The proposal provides that if the City contribution exceeds the cap, the pension plans must decrease the cost-of-living adjustments (COLA), increase retirement ages and/or increase employee contributions.
When you do the math, you find out that there is not much savings from further decreasing the COLAs or increasing the retirement age. So, most of the adjustment will have to come from increasing the employees’ contributions. The problem is that it will take huge increases in the employees’ contributions to make up even a small miss on the investment returns.
The effect on the three plans is different. Firefighters will be the most penalized. The payroll for the fire department is roughly $300 million. The firefighter pension fund has about $3.7 billion in assets.

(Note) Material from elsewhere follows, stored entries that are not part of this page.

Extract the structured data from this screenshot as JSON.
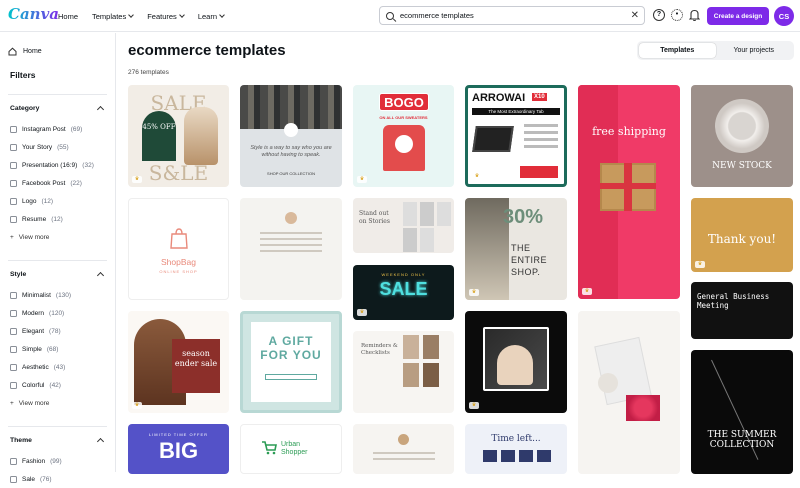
{
  "header": {
    "logo": "Canva",
    "nav": [
      "Home",
      "Templates",
      "Features",
      "Learn"
    ],
    "search_value": "ecommerce templates",
    "cta": "Create a design",
    "avatar": "CS"
  },
  "sidebar": {
    "home": "Home",
    "filters_title": "Filters",
    "category": {
      "title": "Category",
      "items": [
        {
          "label": "Instagram Post",
          "count": "(69)"
        },
        {
          "label": "Your Story",
          "count": "(55)"
        },
        {
          "label": "Presentation (16:9)",
          "count": "(32)"
        },
        {
          "label": "Facebook Post",
          "count": "(22)"
        },
        {
          "label": "Logo",
          "count": "(12)"
        },
        {
          "label": "Resume",
          "count": "(12)"
        }
      ],
      "more": "View more"
    },
    "style": {
      "title": "Style",
      "items": [
        {
          "label": "Minimalist",
          "count": "(130)"
        },
        {
          "label": "Modern",
          "count": "(120)"
        },
        {
          "label": "Elegant",
          "count": "(78)"
        },
        {
          "label": "Simple",
          "count": "(68)"
        },
        {
          "label": "Aesthetic",
          "count": "(43)"
        },
        {
          "label": "Colorful",
          "count": "(42)"
        }
      ],
      "more": "View more"
    },
    "theme": {
      "title": "Theme",
      "items": [
        {
          "label": "Fashion",
          "count": "(99)"
        },
        {
          "label": "Sale",
          "count": "(76)"
        }
      ]
    }
  },
  "main": {
    "title": "ecommerce templates",
    "count": "276 templates",
    "tabs": [
      "Templates",
      "Your projects"
    ]
  },
  "cards": {
    "sale_top": "SALE",
    "sale_pct": "45% OFF",
    "sale_bottom": "S&LE",
    "clothes_text": "Style is a way to say who you are without having to speak.",
    "clothes_shop": "SHOP OUR COLLECTION",
    "bogo": "BOGO",
    "bogo_sub": "ON ALL OUR SWEATERS",
    "arrowai": "ARROWAI",
    "arrowai_x": "X10",
    "arrowai_sub": "The Most Extraordinary Tab",
    "free_shipping": "free shipping",
    "new_stock": "NEW STOCK",
    "shopbag": "ShopBag",
    "shopbag_sub": "ONLINE SHOP",
    "stories": "Stand out on Stories",
    "thirty": "30%",
    "entire": "THE ENTIRE SHOP.",
    "thankyou": "Thank you!",
    "weekend_sale": "SALE",
    "weekend_top": "WEEKEND ONLY",
    "general": "General Business Meeting",
    "season": "season ender sale",
    "gift": "A GIFT FOR YOU",
    "reminders": "Reminders & Checklists",
    "summer": "THE SUMMER COLLECTION",
    "big": "BIG",
    "big_top": "LIMITED TIME OFFER",
    "urban": "Urban Shopper",
    "timeleft": "Time left..."
  },
  "colors": {
    "accent": "#7d2ae8",
    "teal": "#00c4cc",
    "bogo_red": "#e12d39",
    "pink": "#f03a67"
  }
}
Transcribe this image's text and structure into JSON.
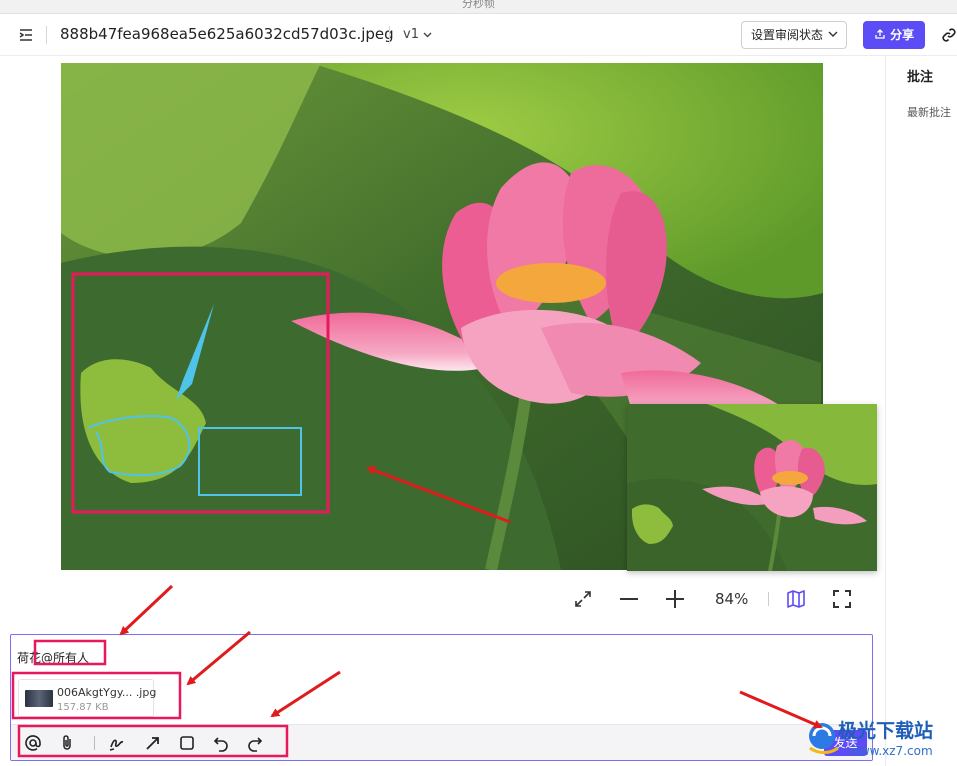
{
  "app": {
    "title": "分秒帧"
  },
  "header": {
    "filename": "888b47fea968ea5e625a6032cd57d03c.jpeg",
    "version": "v1",
    "review_label": "设置审阅状态",
    "share_label": "分享"
  },
  "sidebar": {
    "title": "批注",
    "subtitle": "最新批注"
  },
  "viewer": {
    "zoom": "84%"
  },
  "composer": {
    "text": "荷花@所有人",
    "attachment": {
      "name": "006AkgtYgy... .jpg",
      "size": "157.87 KB"
    },
    "send_label": "发送"
  },
  "watermark": {
    "line1": "极光下载站",
    "line2": "www.xz7.com"
  },
  "colors": {
    "accent": "#5b4cf5",
    "callout_red": "#e8185a",
    "arrow_red": "#e01b1b",
    "annot_blue": "#4fc3ea"
  }
}
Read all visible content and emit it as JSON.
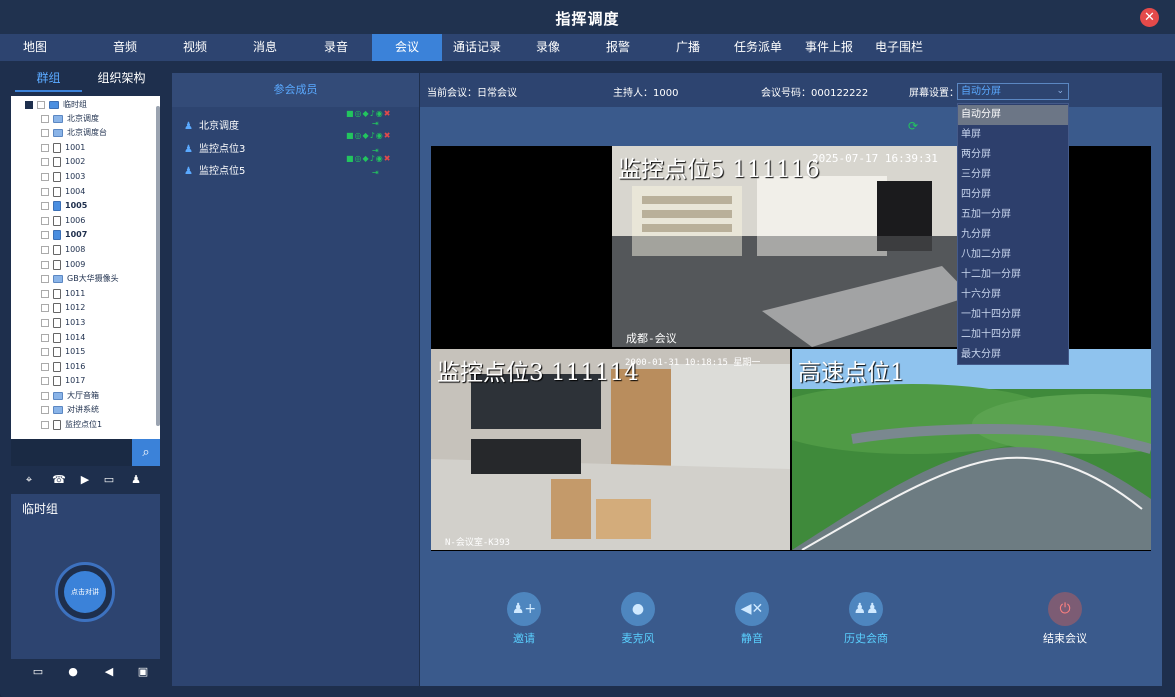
{
  "window": {
    "title": "指挥调度",
    "close_icon": "close-icon"
  },
  "nav": {
    "items": [
      "地图",
      "音频",
      "视频",
      "消息",
      "录音",
      "会议",
      "通话记录",
      "录像",
      "报警",
      "广播",
      "任务派单",
      "事件上报",
      "电子围栏"
    ],
    "active": "会议"
  },
  "left": {
    "tabs": [
      "群组",
      "组织架构"
    ],
    "active_tab": "群组",
    "tree": [
      {
        "label": "临时组",
        "type": "folder",
        "level": 0
      },
      {
        "label": "北京调度",
        "type": "pc",
        "level": 1
      },
      {
        "label": "北京调度台",
        "type": "pc",
        "level": 1
      },
      {
        "label": "1001",
        "type": "phone",
        "level": 1
      },
      {
        "label": "1002",
        "type": "phone",
        "level": 1
      },
      {
        "label": "1003",
        "type": "phone",
        "level": 1
      },
      {
        "label": "1004",
        "type": "phone",
        "level": 1
      },
      {
        "label": "1005",
        "type": "phone-active",
        "level": 1
      },
      {
        "label": "1006",
        "type": "phone",
        "level": 1
      },
      {
        "label": "1007",
        "type": "phone-active",
        "level": 1
      },
      {
        "label": "1008",
        "type": "phone",
        "level": 1
      },
      {
        "label": "1009",
        "type": "phone",
        "level": 1
      },
      {
        "label": "GB大华摄像头",
        "type": "camera",
        "level": 1
      },
      {
        "label": "1011",
        "type": "phone",
        "level": 1
      },
      {
        "label": "1012",
        "type": "phone",
        "level": 1
      },
      {
        "label": "1013",
        "type": "phone",
        "level": 1
      },
      {
        "label": "1014",
        "type": "phone",
        "level": 1
      },
      {
        "label": "1015",
        "type": "phone",
        "level": 1
      },
      {
        "label": "1016",
        "type": "phone",
        "level": 1
      },
      {
        "label": "1017",
        "type": "phone",
        "level": 1
      },
      {
        "label": "大厅音箱",
        "type": "speaker",
        "level": 1
      },
      {
        "label": "对讲系统",
        "type": "speaker",
        "level": 1
      },
      {
        "label": "监控点位1",
        "type": "camera",
        "level": 1
      }
    ],
    "search": {
      "placeholder": ""
    },
    "group_title": "临时组",
    "talk_button": "点击对讲"
  },
  "members": {
    "header": "参会成员",
    "list": [
      "北京调度",
      "监控点位3",
      "监控点位5"
    ]
  },
  "meeting": {
    "current_label": "当前会议：",
    "current_value": "日常会议",
    "host_label": "主持人：",
    "host_value": "1000",
    "id_label": "会议号码：",
    "id_value": "000122222",
    "screen_label": "屏幕设置：",
    "screen_value": "自动分屏"
  },
  "screen_options": [
    "自动分屏",
    "单屏",
    "两分屏",
    "三分屏",
    "四分屏",
    "五加一分屏",
    "九分屏",
    "八加二分屏",
    "十二加一分屏",
    "十六分屏",
    "一加十四分屏",
    "二加十四分屏",
    "最大分屏"
  ],
  "tiles": [
    {
      "title": "监控点位5 111116",
      "timestamp": "2025-07-17 16:39:31",
      "caption": "成都-会议"
    },
    {
      "title": "监控点位3 111114",
      "timestamp": "2000-01-31 10:18:15 星期一",
      "caption": "N-会议室-K393"
    },
    {
      "title": "高速点位1",
      "timestamp": "",
      "caption": ""
    }
  ],
  "actions": [
    "邀请",
    "麦克风",
    "静音",
    "历史会商",
    "结束会议"
  ],
  "colors": {
    "accent": "#3b82d9",
    "active_nav": "#3b82d9",
    "green": "#22c55e",
    "red": "#e44a4a",
    "panel": "#2d4470"
  }
}
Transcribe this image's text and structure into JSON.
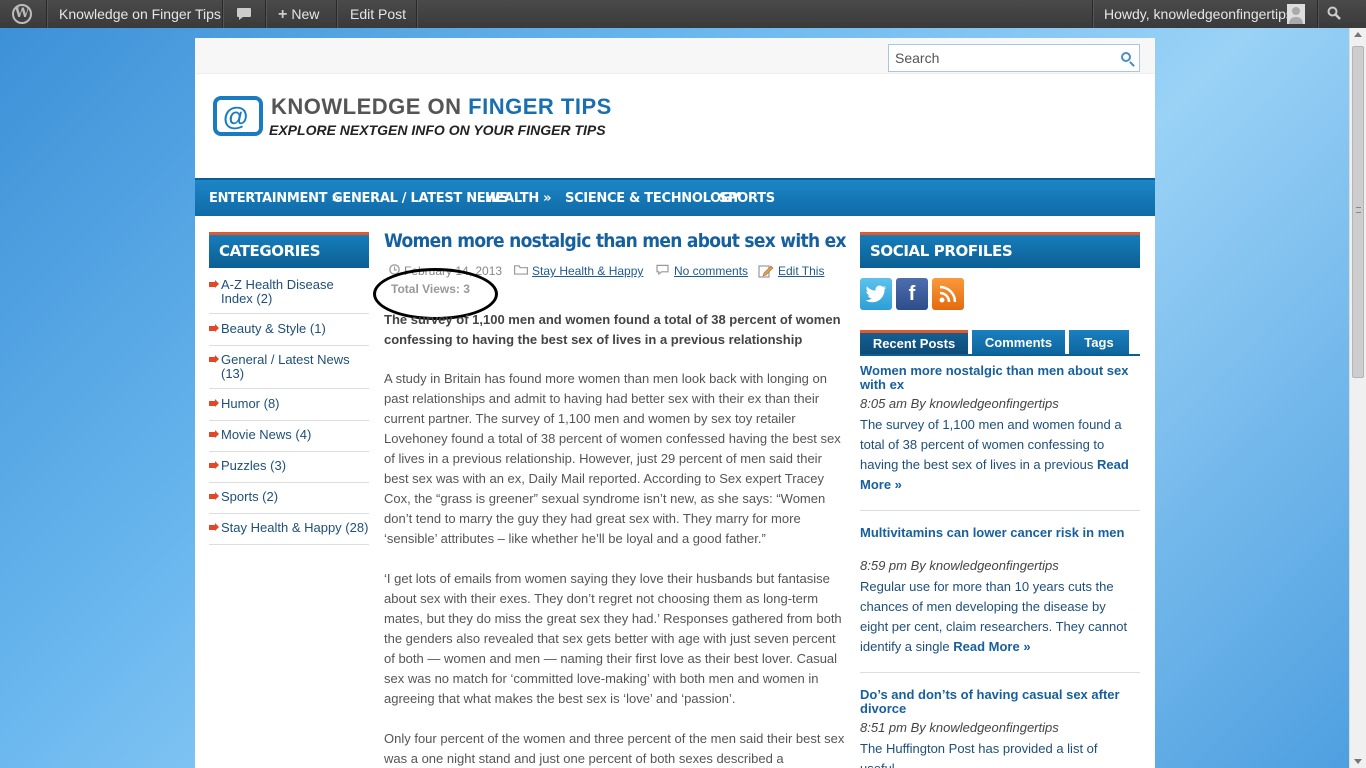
{
  "adminbar": {
    "site": "Knowledge on Finger Tips",
    "new": "New",
    "edit": "Edit Post",
    "howdy": "Howdy, knowledgeonfingertips"
  },
  "search": {
    "placeholder": "Search"
  },
  "logo": {
    "title_a": "KNOWLEDGE ON ",
    "title_b": "FINGER TIPS",
    "subtitle": "EXPLORE NEXTGEN INFO ON YOUR FINGER TIPS"
  },
  "nav": [
    "ENTERTAINMENT",
    "GENERAL / LATEST NEWS",
    "HEALTH",
    "SCIENCE & TECHNOLOGY",
    "SPORTS"
  ],
  "categories": {
    "heading": "CATEGORIES",
    "items": [
      "A-Z Health Disease Index (2)",
      "Beauty & Style (1)",
      "General / Latest News (13)",
      "Humor (8)",
      "Movie News (4)",
      "Puzzles (3)",
      "Sports (2)",
      "Stay Health & Happy (28)"
    ]
  },
  "post": {
    "title": "Women more nostalgic than men about sex with ex",
    "date": "February 14, 2013",
    "category": "Stay Health & Happy",
    "comments": "No comments",
    "edit": "Edit This",
    "views": "Total Views: 3",
    "lead": "The survey of 1,100 men and women found a total of 38 percent of women confessing to having the best sex of lives in a previous relationship",
    "p1": "A study in Britain has found more women than men look back with longing on past relationships and admit to having had better sex with their ex than their current partner. The survey of 1,100 men and women by sex toy retailer Lovehoney found a total of 38 percent of women confessed having the best sex of lives in a previous relationship. However, just 29 percent of men said their best sex was with an ex, Daily Mail reported. According to Sex expert Tracey Cox, the “grass is greener” sexual syndrome isn’t new, as she says: “Women don’t tend to marry the guy they had great sex with. They marry for more ‘sensible’ attributes – like whether he’ll be loyal and a good father.”",
    "p2": "‘I get lots of emails from women saying they love their husbands but fantasise about sex with their exes. They don’t regret not choosing them as long-term mates, but they do miss the great sex they had.’ Responses gathered from both the genders also revealed that sex gets better with age with just seven percent of both — women and men — naming their first love as their best lover. Casual sex was no match for ‘committed love-making’ with both men and women in agreeing that what makes the best sex is ‘love’ and ‘passion’.",
    "p3": "Only four percent of the women and three percent of the men said their best sex was a one night stand and just one percent of both sexes described a"
  },
  "social": {
    "heading": "SOCIAL PROFILES",
    "tabs": [
      "Recent Posts",
      "Comments",
      "Tags"
    ],
    "posts": [
      {
        "title": "Women more nostalgic than men about sex with ex",
        "meta": "8:05 am By knowledgeonfingertips",
        "text": "The survey of 1,100 men and women found a total of 38 percent of women confessing to having the best sex of lives in a previous",
        "more": "Read More »"
      },
      {
        "title": "Multivitamins can lower cancer risk in men",
        "meta": "8:59 pm By knowledgeonfingertips",
        "text": "Regular use for more than 10 years cuts the chances of men developing the disease by eight per cent, claim researchers. They cannot identify a single",
        "more": "Read More »"
      },
      {
        "title": "Do’s and don’ts of having casual sex after divorce",
        "meta": "8:51 pm By knowledgeonfingertips",
        "text": "The Huffington Post has provided a list of useful"
      }
    ]
  },
  "colors": {
    "accent": "#1a6fb0",
    "highlight": "#e25a2b"
  }
}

If it misses the assumed rate by one percent (6% vs. 7%), that is $37 million that would have to be made up by an increase in employee contributions. That means that the firefighters’ contributions would have to increase by 12.2% ($37 million/$300 million payroll). The firefighters are already contributing about 10% toward their retirement, so this would take the required employee contribution to 22.2%.
If you run the same calculation for the police plan you come up with 9.4%, which will take their employee contribution to 19.4%. The effect on the municipal employee plan is not as great. They would be looking at about an additional 4%. One of the perverse outcomes of the corridor is that the better funded the plan, the harder the members of that plan are hit.
If the investment returns are less than 6%, the increases in employee contributions would rise proportionately. Keep in mind that the most recent 5-year average for the three plans is in the 5-6% range.
Of course, requiring employees to contribute anything close to 20% is patently absurd and will never happen. When we get to that point, and if the City were to actually attempt to enforce the increases, there would be mass resignations, strikes and, of course, more litigation.
This is the fundamental flaw with Turner’s cap. To claim that the City’s exposure is capped, it relies on a mechanism that will never be enforced because it is impractical.
The timing of when employees will face higher contributions, and how high those increases will be, depends on how the plans do in the markets. There are also a number of dampening features and trapdoors in the corridor language that will allow the City and plan administrators to manipulate the numbers to avoid hitting the cap, at least in the short term.
But in the meantime, we are going to have to attempt to recruit and retain City employees with this sword of Damocles hanging over their heads.
The corridor mechanism has been promoted as eliminating the need to begin the transition to defined contribution plans. It does not. There is no magic formula, no secret sauce. The only real, long-term solution to Houston’s pension crisis to begin phasing out its defined benefit pension plans by moving new employees to defined contribution plans, just like 96% of the private sector has done.